Roswitha Koch sieht das ähnlich. «Die Bundesverfassung garantiert in den Grundrechten die körperliche und geistige Unversehrtheit. Impfen ist ein Eingriff in die körperliche Integrität, und dafür braucht es die Einwilligung der Betroffenen», erklärt die Leiterin der Abteilung Pflegeentwicklung beim Schweizer Berufsverband der Pflegefachfrauen und Pflegefachmänner (SBK). 

Empfehlung statt Zwang

Der SBK empfiehlt seinen Mitgliedern, sich impfen zu lassen. Der Branchenverband folgt damit den Empfehlungen des Bundesamts für Gesundheit (BAG). Wichtig sei aber, so Koch, dass es bei einer Empfehlung bleibe und dass kein Zwang damit verbunden sei.
Roswitha Koch sieht neben der verfehlten Kommunikation noch andere Gründe. «Die Influenza-Impfung ist sehr kompliziert, muss alle Jahre erneuert werden und erzeugt eine im Vergleich zu anderen Impfungen beschränkte Wirkung.» Die Virenstämme würden sich dauernd verändern. Die Wirksamkeit der letztjährigen Grippe-Impfung erzielte gerademal eine Wirksamkeit von 25 bis 52 Prozent.

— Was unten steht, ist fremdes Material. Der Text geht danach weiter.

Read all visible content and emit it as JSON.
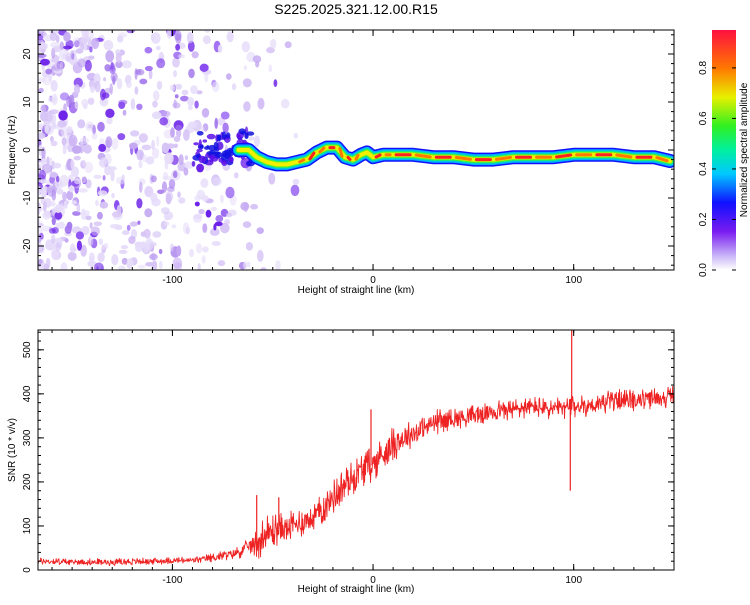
{
  "title": "S225.2025.321.12.00.R15",
  "colors": {
    "snr_line": "#ee2222",
    "spec_low": "#d8c6f7",
    "spec_mid": "#6a1cf0",
    "track_core": "#ff2020",
    "track_edge": "#1020ff"
  },
  "chart_data": [
    {
      "type": "heatmap",
      "xlabel": "Height of straight line (km)",
      "ylabel": "Frequency (Hz)",
      "xlim": [
        -167,
        150
      ],
      "ylim": [
        -25,
        25
      ],
      "x_ticks": [
        -100,
        0,
        100
      ],
      "x_tick_labels": [
        "-100",
        "0",
        "100"
      ],
      "y_ticks": [
        -20,
        -10,
        0,
        10,
        20
      ],
      "y_tick_labels": [
        "-20",
        "-10",
        "0",
        "10",
        "20"
      ],
      "noise_region_x": [
        -167,
        -60
      ],
      "ridge": {
        "x": [
          -67,
          -62,
          -58,
          -53,
          -48,
          -43,
          -38,
          -33,
          -28,
          -23,
          -18,
          -14,
          -10,
          -6,
          -3,
          0,
          5,
          10,
          20,
          30,
          40,
          50,
          60,
          70,
          80,
          90,
          100,
          110,
          120,
          130,
          140,
          148
        ],
        "freq": [
          0,
          0,
          -1.5,
          -2.5,
          -3,
          -3,
          -2.5,
          -2,
          -0.5,
          0.5,
          0.5,
          -1.5,
          -2,
          -1,
          -0.5,
          -1.5,
          -1,
          -1,
          -1,
          -1.5,
          -1.5,
          -2,
          -2,
          -1.5,
          -1.5,
          -1.5,
          -1,
          -1,
          -1,
          -1.5,
          -1.5,
          -2.3
        ]
      },
      "colorbar": {
        "label": "Normalized spectral amplitude",
        "range": [
          0.0,
          0.95
        ],
        "ticks": [
          0.0,
          0.2,
          0.4,
          0.6,
          0.8
        ],
        "tick_labels": [
          "0.0",
          "0.2",
          "0.4",
          "0.6",
          "0.8"
        ]
      }
    },
    {
      "type": "line",
      "xlabel": "Height of straight line (km)",
      "ylabel": "SNR (10 * v/v)",
      "xlim": [
        -167,
        150
      ],
      "ylim": [
        0,
        545
      ],
      "x_ticks": [
        -100,
        0,
        100
      ],
      "x_tick_labels": [
        "-100",
        "0",
        "100"
      ],
      "y_ticks": [
        0,
        100,
        200,
        300,
        400,
        500
      ],
      "y_tick_labels": [
        "0",
        "100",
        "200",
        "300",
        "400",
        "500"
      ],
      "series": [
        {
          "name": "SNR",
          "x": [
            -167,
            -150,
            -130,
            -110,
            -90,
            -80,
            -72,
            -66,
            -62,
            -58,
            -55,
            -50,
            -45,
            -40,
            -35,
            -30,
            -25,
            -20,
            -15,
            -10,
            -5,
            0,
            5,
            10,
            15,
            20,
            25,
            30,
            40,
            50,
            60,
            70,
            80,
            90,
            100,
            110,
            120,
            130,
            140,
            150
          ],
          "y": [
            20,
            18,
            18,
            20,
            22,
            28,
            35,
            42,
            55,
            60,
            75,
            90,
            95,
            100,
            110,
            120,
            140,
            165,
            190,
            210,
            230,
            240,
            265,
            285,
            300,
            310,
            320,
            335,
            345,
            350,
            360,
            365,
            370,
            365,
            370,
            375,
            385,
            385,
            390,
            395
          ],
          "noise_amplitude": [
            8,
            8,
            8,
            8,
            8,
            10,
            12,
            15,
            18,
            35,
            45,
            40,
            35,
            35,
            35,
            35,
            35,
            40,
            40,
            40,
            40,
            40,
            40,
            40,
            35,
            30,
            30,
            30,
            25,
            25,
            25,
            25,
            25,
            25,
            25,
            25,
            25,
            25,
            25,
            25
          ]
        }
      ],
      "spikes": [
        {
          "x": -1,
          "y": 365
        },
        {
          "x": 99,
          "y": 545
        },
        {
          "x": 98.3,
          "y": 180
        },
        {
          "x": -58,
          "y": 170
        },
        {
          "x": -47,
          "y": 165
        }
      ]
    }
  ]
}
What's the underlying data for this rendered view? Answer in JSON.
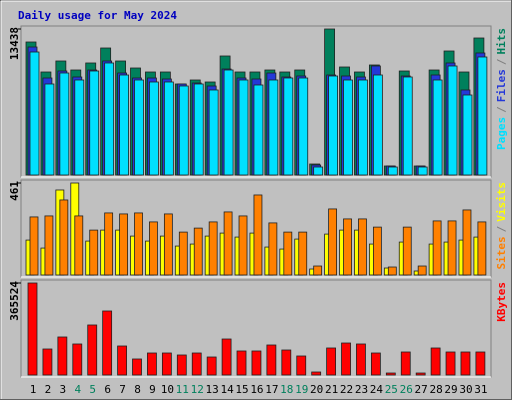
{
  "legend_separator": "/",
  "chart_data": [
    {
      "type": "bar",
      "title": "Daily usage for May 2024",
      "ylim": [
        0,
        13438
      ],
      "yticks": [
        13438
      ],
      "series": [
        {
          "name": "Hits",
          "color": "#00805c",
          "values": [
            12241,
            9480,
            10493,
            9664,
            10309,
            11689,
            10493,
            9848,
            9480,
            9480,
            8376,
            8744,
            8560,
            10953,
            9480,
            9480,
            9664,
            9480,
            9664,
            1012,
            13438,
            9940,
            9480,
            10125,
            828,
            9572,
            828,
            9664,
            11413,
            9480,
            12609
          ]
        },
        {
          "name": "Files",
          "color": "#2438d8",
          "values": [
            11781,
            8928,
            9572,
            9020,
            9664,
            10493,
            9388,
            8928,
            8928,
            8836,
            8376,
            8468,
            8192,
            9756,
            8928,
            8836,
            9388,
            9020,
            9112,
            920,
            9204,
            9112,
            9020,
            10033,
            828,
            9112,
            828,
            9204,
            10309,
            7824,
            11229
          ]
        },
        {
          "name": "Pages",
          "color": "#00e0ff",
          "values": [
            11320,
            8376,
            9388,
            8744,
            9572,
            10309,
            9204,
            8744,
            8560,
            8560,
            8192,
            8376,
            7824,
            9664,
            8744,
            8284,
            8744,
            8928,
            8928,
            736,
            9112,
            8744,
            8744,
            9204,
            736,
            9020,
            736,
            8744,
            10033,
            7363,
            10861
          ]
        }
      ]
    },
    {
      "type": "bar",
      "ylim": [
        0,
        461
      ],
      "yticks": [
        461
      ],
      "series": [
        {
          "name": "Visits",
          "color": "#ffff00",
          "values": [
            175,
            135,
            426,
            461,
            170,
            225,
            225,
            195,
            170,
            195,
            145,
            155,
            195,
            210,
            190,
            210,
            140,
            130,
            180,
            30,
            205,
            225,
            225,
            155,
            35,
            165,
            20,
            155,
            165,
            175,
            190
          ]
        },
        {
          "name": "Sites",
          "color": "#ff8000",
          "values": [
            291,
            296,
            376,
            296,
            225,
            311,
            306,
            311,
            266,
            306,
            215,
            235,
            266,
            316,
            296,
            401,
            261,
            215,
            215,
            45,
            331,
            281,
            281,
            240,
            40,
            240,
            45,
            271,
            271,
            326,
            266
          ]
        }
      ]
    },
    {
      "type": "bar",
      "ylim": [
        0,
        365524
      ],
      "yticks": [
        365524
      ],
      "categories": [
        "1",
        "2",
        "3",
        "4",
        "5",
        "6",
        "7",
        "8",
        "9",
        "10",
        "11",
        "12",
        "13",
        "14",
        "15",
        "16",
        "17",
        "18",
        "19",
        "20",
        "21",
        "22",
        "23",
        "24",
        "25",
        "26",
        "27",
        "28",
        "29",
        "30",
        "31"
      ],
      "category_colors": [
        "#000000",
        "#000000",
        "#000000",
        "#00805c",
        "#00805c",
        "#000000",
        "#000000",
        "#000000",
        "#000000",
        "#000000",
        "#00805c",
        "#00805c",
        "#000000",
        "#000000",
        "#000000",
        "#000000",
        "#000000",
        "#00805c",
        "#00805c",
        "#000000",
        "#000000",
        "#000000",
        "#000000",
        "#000000",
        "#00805c",
        "#00805c",
        "#000000",
        "#000000",
        "#000000",
        "#000000",
        "#000000"
      ],
      "series": [
        {
          "name": "KBytes",
          "color": "#ff0000",
          "values": [
            365524,
            103300,
            151000,
            123200,
            198700,
            254300,
            115200,
            63600,
            87400,
            87400,
            79500,
            87400,
            71500,
            143000,
            95400,
            95400,
            119200,
            99300,
            75500,
            11900,
            107300,
            127100,
            123200,
            87400,
            7900,
            91400,
            7900,
            107300,
            91400,
            91400,
            91400
          ]
        }
      ]
    }
  ]
}
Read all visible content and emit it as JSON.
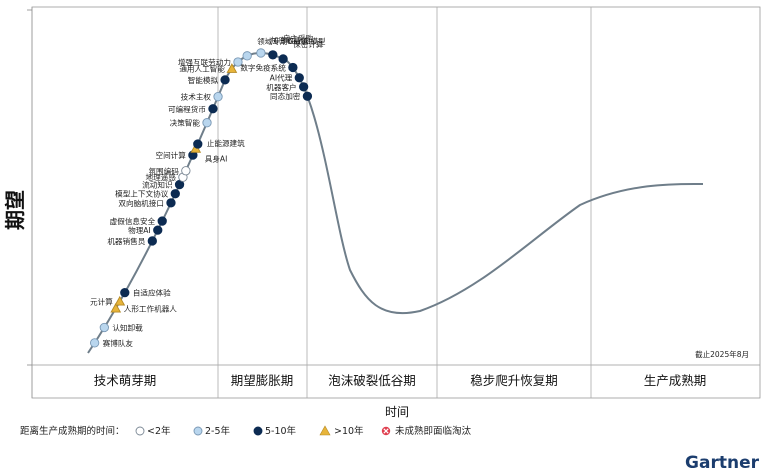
{
  "chart_data": {
    "type": "hype_cycle",
    "title": "",
    "ylabel": "期望",
    "xlabel": "时间",
    "as_of": "截止2025年8月",
    "phases": [
      "技术萌芽期",
      "期望膨胀期",
      "泡沫破裂低谷期",
      "稳步爬升恢复期",
      "生产成熟期"
    ],
    "legend": {
      "title": "距离生产成熟期的时间：",
      "items": [
        {
          "key": "lt2",
          "label": "<2年",
          "color": "#ffffff"
        },
        {
          "key": "2to5",
          "label": "2-5年",
          "color": "#b9d6ee"
        },
        {
          "key": "5to10",
          "label": "5-10年",
          "color": "#0c2b52"
        },
        {
          "key": "gt10",
          "label": ">10年",
          "color": "#e7b43a"
        },
        {
          "key": "obsolete",
          "label": "未成熟即面临淘汰",
          "color": "#e04050"
        }
      ]
    },
    "points": [
      {
        "name": "赛博队友",
        "t": 0.012,
        "cat": "2to5"
      },
      {
        "name": "认知卸载",
        "t": 0.03,
        "cat": "2to5"
      },
      {
        "name": "人形工作机器人",
        "t": 0.052,
        "cat": "gt10"
      },
      {
        "name": "元计算",
        "t": 0.06,
        "cat": "gt10"
      },
      {
        "name": "自适应体验",
        "t": 0.07,
        "cat": "5to10"
      },
      {
        "name": "机器销售员",
        "t": 0.128,
        "cat": "5to10"
      },
      {
        "name": "物理AI",
        "t": 0.14,
        "cat": "5to10"
      },
      {
        "name": "虚假信息安全",
        "t": 0.15,
        "cat": "5to10"
      },
      {
        "name": "双向脑机接口",
        "t": 0.17,
        "cat": "5to10"
      },
      {
        "name": "模型上下文协议",
        "t": 0.18,
        "cat": "5to10"
      },
      {
        "name": "流动知识",
        "t": 0.19,
        "cat": "5to10"
      },
      {
        "name": "地理遥感",
        "t": 0.198,
        "cat": "lt2"
      },
      {
        "name": "氛围编码",
        "t": 0.205,
        "cat": "lt2"
      },
      {
        "name": "空间计算",
        "t": 0.222,
        "cat": "5to10"
      },
      {
        "name": "具身AI",
        "t": 0.229,
        "cat": "gt10"
      },
      {
        "name": "止能源建筑",
        "t": 0.234,
        "cat": "5to10"
      },
      {
        "name": "决策智能",
        "t": 0.257,
        "cat": "2to5"
      },
      {
        "name": "可编程货币",
        "t": 0.272,
        "cat": "5to10"
      },
      {
        "name": "技术主权",
        "t": 0.285,
        "cat": "2to5"
      },
      {
        "name": "智能模拟",
        "t": 0.303,
        "cat": "5to10"
      },
      {
        "name": "通用人工智能",
        "t": 0.316,
        "cat": "gt10"
      },
      {
        "name": "增强互联劳动力",
        "t": 0.325,
        "cat": "2to5"
      },
      {
        "name": "领域专用GenAI模型",
        "t": 0.336,
        "cat": "2to5"
      },
      {
        "name": "加密敏捷性",
        "t": 0.35,
        "cat": "2to5"
      },
      {
        "name": "自主采购",
        "t": 0.362,
        "cat": "5to10"
      },
      {
        "name": "保密计算",
        "t": 0.373,
        "cat": "5to10"
      },
      {
        "name": "数字免疫系统",
        "t": 0.386,
        "cat": "5to10"
      },
      {
        "name": "AI代理",
        "t": 0.398,
        "cat": "5to10"
      },
      {
        "name": "机器客户",
        "t": 0.408,
        "cat": "5to10"
      },
      {
        "name": "同态加密",
        "t": 0.418,
        "cat": "5to10"
      }
    ]
  },
  "brand": "Gartner"
}
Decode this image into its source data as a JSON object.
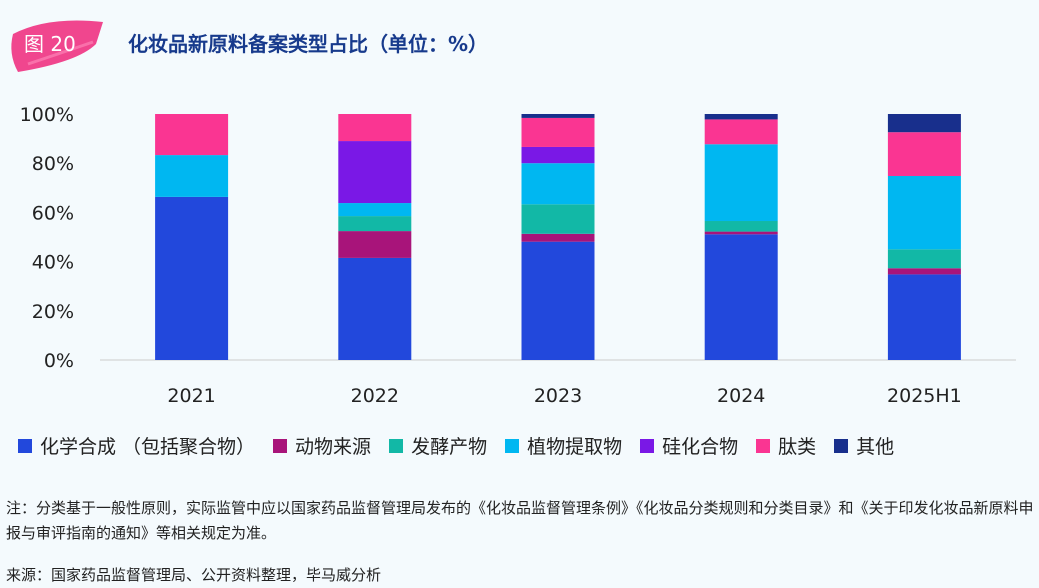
{
  "header": {
    "figure_label": "图 20",
    "title": "化妆品新原料备案类型占比（单位：%）"
  },
  "chart_data": {
    "type": "bar",
    "stacked": true,
    "title": "化妆品新原料备案类型占比（单位：%）",
    "categories": [
      "2021",
      "2022",
      "2023",
      "2024",
      "2025H1"
    ],
    "ylim": [
      0,
      100
    ],
    "yticks": [
      "0%",
      "20%",
      "40%",
      "60%",
      "80%",
      "100%"
    ],
    "legend_position": "bottom",
    "series": [
      {
        "name": "化学合成 （包括聚合物）",
        "color": "#2248dc",
        "values": [
          66.3,
          41.5,
          48.1,
          51.1,
          34.8
        ]
      },
      {
        "name": "动物来源",
        "color": "#a8147a",
        "values": [
          0,
          10.9,
          3.2,
          1.1,
          2.5
        ]
      },
      {
        "name": "发酵产物",
        "color": "#12b8a6",
        "values": [
          0,
          6.1,
          12.0,
          4.3,
          7.7
        ]
      },
      {
        "name": "植物提取物",
        "color": "#00b7f1",
        "values": [
          17.0,
          5.3,
          16.7,
          31.2,
          29.8
        ]
      },
      {
        "name": "硅化合物",
        "color": "#7a18e6",
        "values": [
          0,
          25.2,
          6.6,
          0,
          0
        ]
      },
      {
        "name": "肽类",
        "color": "#fa3592",
        "values": [
          16.7,
          11.0,
          11.8,
          10.1,
          17.8
        ]
      },
      {
        "name": "其他",
        "color": "#182f8c",
        "values": [
          0,
          0,
          1.6,
          2.2,
          7.4
        ]
      }
    ]
  },
  "note": "注：分类基于一般性原则，实际监管中应以国家药品监督管理局发布的《化妆品监督管理条例》《化妆品分类规则和分类目录》和《关于印发化妆品新原料申报与审评指南的通知》等相关规定为准。",
  "source": "来源：国家药品监督管理局、公开资料整理，毕马威分析"
}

Kein Vergleich mit Tetanus oder Polio

So gesehen kann man laut Koch eine Influenza-Impfung in keiner Weise mit einer Tetanus- oder Polio-Impfung vergleichen. Die Polio-Impfung, die man im Kindesalter verabreicht bekommt, hat eine lebenslängliche Wirksamkeit von 95 Prozent; die Tetanus-Impfung mit einer Wirkungsdauer von mindestens zehn Jahren kommt auf eine Wirksamkeitsrate von 76 bis 90 Prozent.
Die vergleichsweise beschränkte Wirkung ist auch Pflegefachpersonen bekannt. «Generell sind Pflegefachpersonen sehr motiviert, ihre Patienten vor Ansteckungen zu schützen», ist Roswitha Koch überzeugt. 
Wie aber schon Sabina Heuss im Gespräch mit Medinside erklärte, schätzten die Pflegefachpersonen die Wirkung der eigenen Grippeimpfung geringer ein als andere Massnahmen wie Händehygiene und Maskentragpflicht. 
Eine Einschätzung, die nicht so falsch sein dürfte.